Pierrot Bonzom
Bouvier : pas un métier, une passion
L'article et photo sont parus sur la Gazette du Comminges de la semaine du 7 au 14 novembre 2018

Lorsque j’ai téléphoné au hameau de Pioulet à Betchat pour prendre rendez-vous avec Pierrot Bonzom pour parler de son métier de bouvier, sa femme m’a tout de suite précisé « ce n’est pas un métier, c’est une passion ! ».
Passion confirmée en rencontrant cet ariégeois à la moustache bien fournie, qui avait étalé sur la table du salon les nombreuses photos de ses bœufs. Les premiers: des Casta, Sultan et Suro, ensuite les Suisses, Lascou et Laouré et les petits derniers Nougè (le noyer) et Nudech (le nœud).

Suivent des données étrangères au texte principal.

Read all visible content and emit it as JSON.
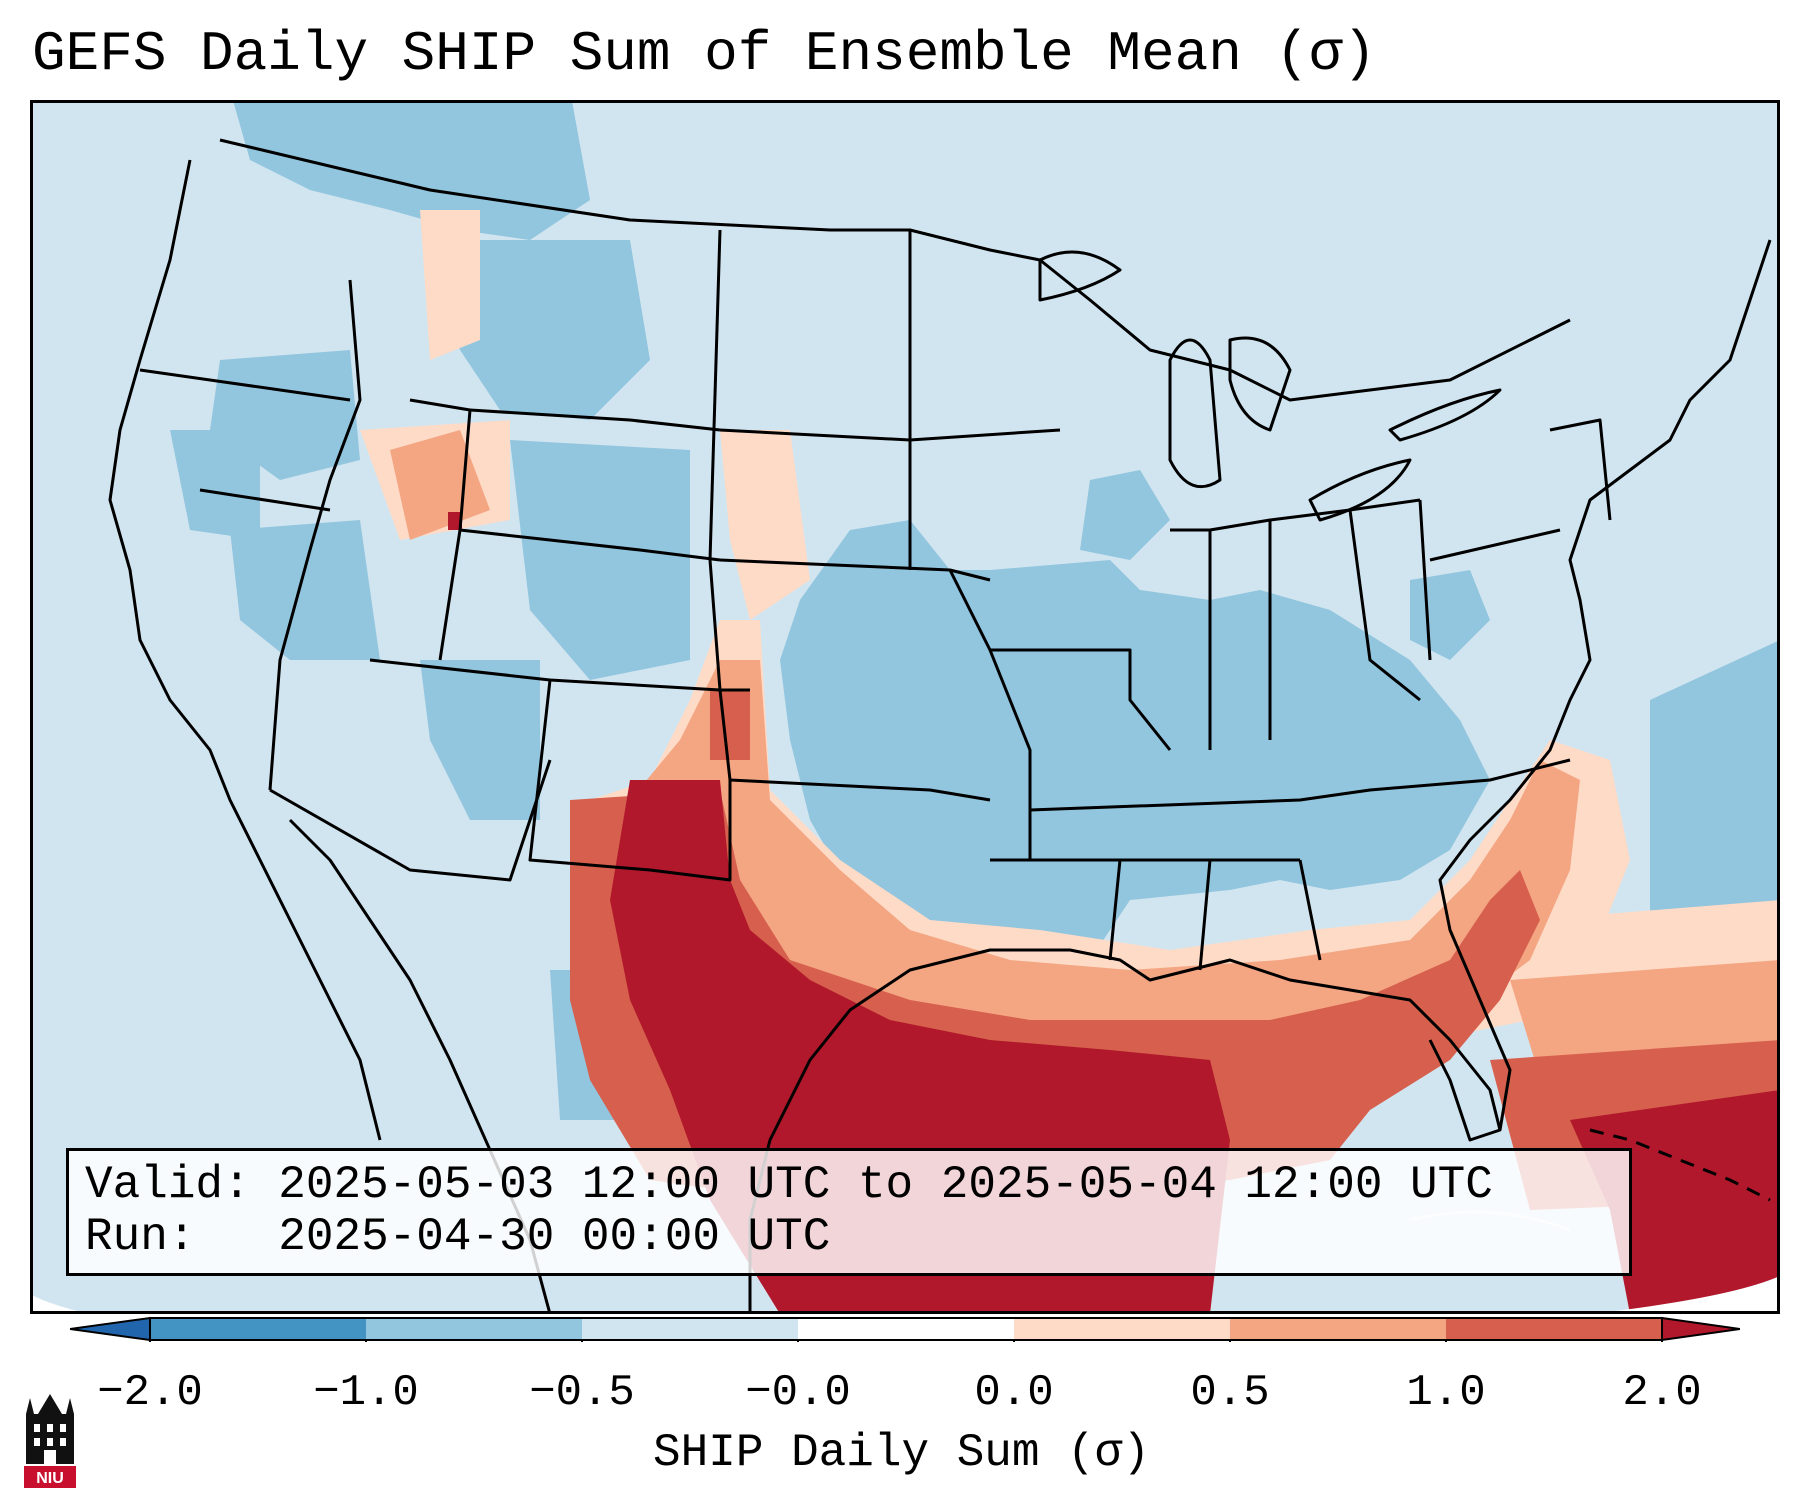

Une passion qui l’a conduit en ce 2 février 2018 à se retrouver dans des situations rocambolesques et périlleuses à la fiesta de los Arrieros (la fête des muletiers) à Balsareny en Catalogne.
Une passion qui le ramène chaque année, et ce depuis 26 ans, jusqu’à Saint-Girons pour participer à la grande aventure ariegeoise d’ « Autrefois le Couserans » le 1er week-end d’août.
Mais revenons en arrière :
Pourquoi les bœufs ?: « Les bœufs c’est une passion que j’ai depuis tout petit. Mon père, dans la ferme, avait des vaches de trait. On n’avait pas la propriété assez grande pour pouvoir faire travailler à la fois des bœufs et des vaches. Il me disait « des bœufs ça ne sert à rien ! Les vaches ça donne du lait, un veau par an et elles travaillent pareils que les bœufs. »
Et donc je prenais mon mal en patience et je me contentais de regarder les bœufs du voisin. Le voisin c’était mon idole, je le badais cet homme. Il avait deux paires de bœufs magnifiques, des gascons (blanches avec le cou gris). J’étais un gosse. Il me prenait avec lui quand il les dressait.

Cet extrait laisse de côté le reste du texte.